Me:  Are you asking me to tell them about ‘the birds and the bees’? Sister Mary smiled blankly. This idiom is apparently not common in the Philippines. So I added “…as in the facts of life? The process of reproduction?”

Sister Mary’s smile grew even broader and she nodded vigorously.  Yes! That would be most helpful! In that conversation could I also say things that would curb their urges and any homosexual tendencies? And could I please present all this information in a Christian context?

My Milli Vanilli Moment

So this is how I came to the miserable, uncomfortable conversation that all parents are pretty much loathe to engage in, but this time (a sure sign that I was absolutely horrible in a past life) I was delivering the material to a group of approximately 75 deaf people ranging from three to 50 years of age. This was because there was only one interpreter and all the deaf people came to my session. I was given 90 minutes. And I used up all my material in roughly 15 minutes. After that, my spirit left my body and sort of hovered above me, looking down on this ridiculous blonde woman yammering on and on.

My son was so utterly mortified that he actually opted to join Cheryl’s session targeted to the audiologists. Thank God. I felt like a bad actress who’d forgotten her lines. Finally, I had the brilliant idea to break people into pairs to discuss the topic. I took a long time explaining how to count off by twos. Someone messed up so we started all over. Then I asked them to share with one another a time when they were…(a disembodied voice in my head taunted “you don’t know what you’re going to say next,” which was true). Yes, where were we…oh yes, please share a time when you were struggling with frustration over your own lack of understanding of this material. Did you wish you had a better vocabulary to express your feelings? In my mind, this was the “psycho” part of the assigned “psychosexual” facet of the topic.  It was the best I could do.

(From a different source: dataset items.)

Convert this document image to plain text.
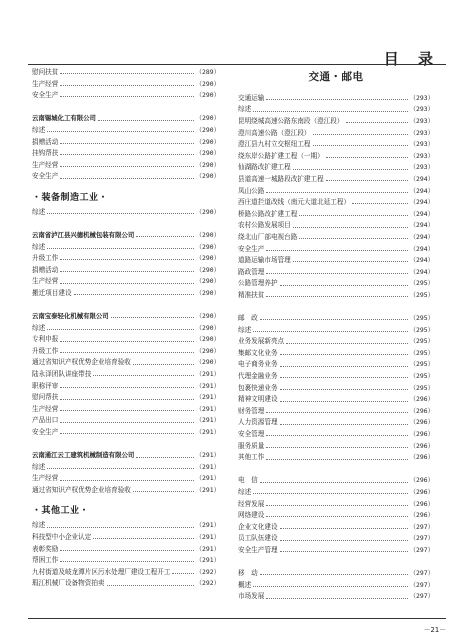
目 录
慰问扶贫	（289）
生产经营	（290）
安全生产	（290）
云南锡城化工有限公司	（290）
综述	（290）
捐赠活动	（290）
挂钩帮扶	（290）
生产经营	（290）
安全生产	（290）
・装备制造工业・
综述	（290）
云南省泸江县兴德机械包装有限公司	（290）
综述	（290）
升级工作	（290）
捐赠活动	（290）
生产经营	（290）
搬迁项目建设	（290）
云南宝泰轻化机械有限公司	（290）
综述	（290）
专利申报	（290）
升级工作	（290）
通过省知识产权优势企业培育验收	（290）
陆永泽团队讲座带技	（291）
职称评审	（291）
慰问帮扶	（291）
生产经营	（291）
产品出口	（291）
安全生产	（291）
云南通江云工建筑机械制造有限公司	（291）
综述	（291）
生产经营	（291）
通过省知识产权优势企业培育验收	（291）
・其他工业・
综述	（291）
科技型中小企业认定	（291）
表彰奖励	（291）
帮困工作	（291）
九村街道及岐龙潭片区污水处理厂建设工程开工	（292）
瑕江机械厂设备物资拍卖	（292）
交通・邮电
交通运输	（293）
综述	（293）
昆明绕城高速公路东南段（澄江段）	（293）
澄川高速公路（澄江段）	（293）
澄江县九村立交枢纽工程	（293）
绕东岸公路扩建工程（一期）	（293）
仙湖路改扩建工程	（293）
县道高速一城路段改扩建工程	（294）
凤山公路	（294）
西庄道拦道改线（南元大道北延工程）	（294）
桥路公路改扩建工程	（294）
农村公路发展项目	（294）
绕北山厂部电视台路	（294）
安全生产	（294）
道路运输市场管理	（294）
路政管理	（294）
公路管理养护	（295）
精准扶贫	（295）
邮　政	（295）
综述	（295）
业务发展新亮点	（295）
集邮文化业务	（295）
电子商务业务	（295）
代理金融业务	（295）
包裹快递业务	（295）
精神文明建设	（296）
财务管理	（296）
人力资源管理	（296）
安全管理	（296）
服务质量	（296）
其他工作	（296）
电　信	（296）
综述	（296）
经营发展	（296）
网络建设	（296）
企业文化建设	（297）
员工队伍建设	（297）
安全生产管理	（297）
移　动	（297）
概述	（297）
市场发展	（297）
－21－
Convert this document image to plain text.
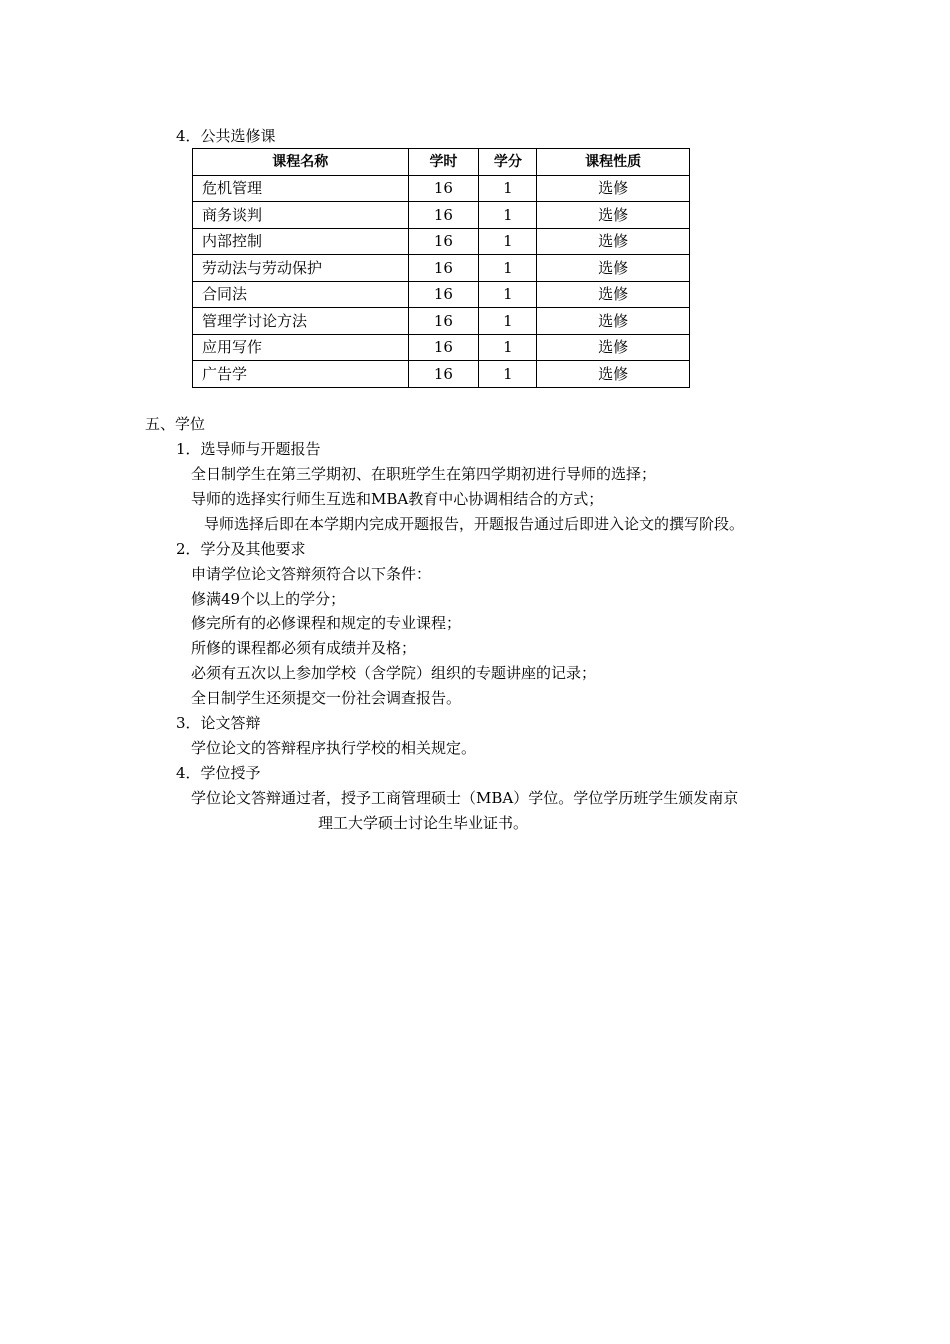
4．公共选修课
课程名称	学时	学分	课程性质
危机管理	16	1	选修
商务谈判	16	1	选修
内部控制	16	1	选修
劳动法与劳动保护	16	1	选修
合同法	16	1	选修
管理学讨论方法	16	1	选修
应用写作	16	1	选修
广告学	16	1	选修
五、学位
1．选导师与开题报告
全日制学生在第三学期初、在职班学生在第四学期初进行导师的选择；
导师的选择实行师生互选和MBA教育中心协调相结合的方式；
导师选择后即在本学期内完成开题报告，开题报告通过后即进入论文的撰写阶段。
2．学分及其他要求
申请学位论文答辩须符合以下条件：
修满49个以上的学分；
修完所有的必修课程和规定的专业课程；
所修的课程都必须有成绩并及格；
必须有五次以上参加学校（含学院）组织的专题讲座的记录；
全日制学生还须提交一份社会调查报告。
3．论文答辩
学位论文的答辩程序执行学校的相关规定。
4．学位授予
学位论文答辩通过者，授予工商管理硕士（MBA）学位。学位学历班学生颁发南京
理工大学硕士讨论生毕业证书。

Having already concluded I was a complete poser with this topic, the sign language interpreter just stared at me, along with 75 other sets of blank eyes.  Apparently, the meaning of the assignment was completely lost in translation, so I broke it down more simply.  The new topic was “share your feelings on this subject or any subject” with your partner.  Everyone dug right into that.  After 20 minutes or so, I asked the interpreter to announce that it was time to switch and let the other person talk.  She said she’d already done that ten minutes ago. Then she gave a bit of an exasperated gasp and held her hands out to me in a “do something” gesture.

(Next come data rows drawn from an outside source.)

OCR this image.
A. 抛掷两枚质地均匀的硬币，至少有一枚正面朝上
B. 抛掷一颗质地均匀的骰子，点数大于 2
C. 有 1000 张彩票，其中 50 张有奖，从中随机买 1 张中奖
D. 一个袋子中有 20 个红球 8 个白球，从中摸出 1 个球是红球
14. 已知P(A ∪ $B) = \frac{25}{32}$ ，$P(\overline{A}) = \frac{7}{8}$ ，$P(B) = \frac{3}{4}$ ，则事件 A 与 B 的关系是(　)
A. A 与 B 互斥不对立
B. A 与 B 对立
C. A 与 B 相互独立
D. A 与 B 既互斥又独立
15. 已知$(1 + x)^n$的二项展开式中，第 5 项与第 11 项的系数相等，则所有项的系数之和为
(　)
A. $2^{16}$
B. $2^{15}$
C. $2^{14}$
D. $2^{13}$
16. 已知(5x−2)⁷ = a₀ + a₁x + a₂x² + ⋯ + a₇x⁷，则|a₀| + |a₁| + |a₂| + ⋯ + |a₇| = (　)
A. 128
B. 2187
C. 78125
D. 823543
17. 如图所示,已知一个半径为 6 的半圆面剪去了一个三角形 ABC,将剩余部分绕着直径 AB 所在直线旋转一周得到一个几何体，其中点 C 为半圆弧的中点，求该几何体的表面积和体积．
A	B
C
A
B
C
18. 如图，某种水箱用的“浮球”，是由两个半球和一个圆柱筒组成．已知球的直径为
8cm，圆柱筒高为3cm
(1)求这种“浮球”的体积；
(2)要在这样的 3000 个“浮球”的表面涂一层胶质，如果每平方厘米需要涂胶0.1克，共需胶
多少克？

So I knit my brows, and looked thoughtfully at her, like I had a plan for strategically ramping this all up to a more meaningful level.  But what I was really pondering was if there would be wine at dinner that night, or heck, maybe wine at the next break and how much I could throw down before my son noticed the bad example I was setting; then I pondered why I hadn’t become an audiologist so I could go to Cheryl’s session, too. Finally, I just threw in the towel and asked the interpreter if there was anything else that she thought ought to be covered—she clearly knew the group much better than I did, and I was ready to defer to her on this.  She seemed very pleased and puffed up a bit as she considered her elevated advisory status.  Then she closed her eyes, shook her head disapprovingly and spoke of the problem of couple-swapping that was so common nowadays, particularly in the Deaf Community.  Could I discourage this practice, in a Christian context?  Sure, I thought, I’ll just add that to the long list of miracles I’m praying for right now.

I hope you are having better luck with all of this than I did.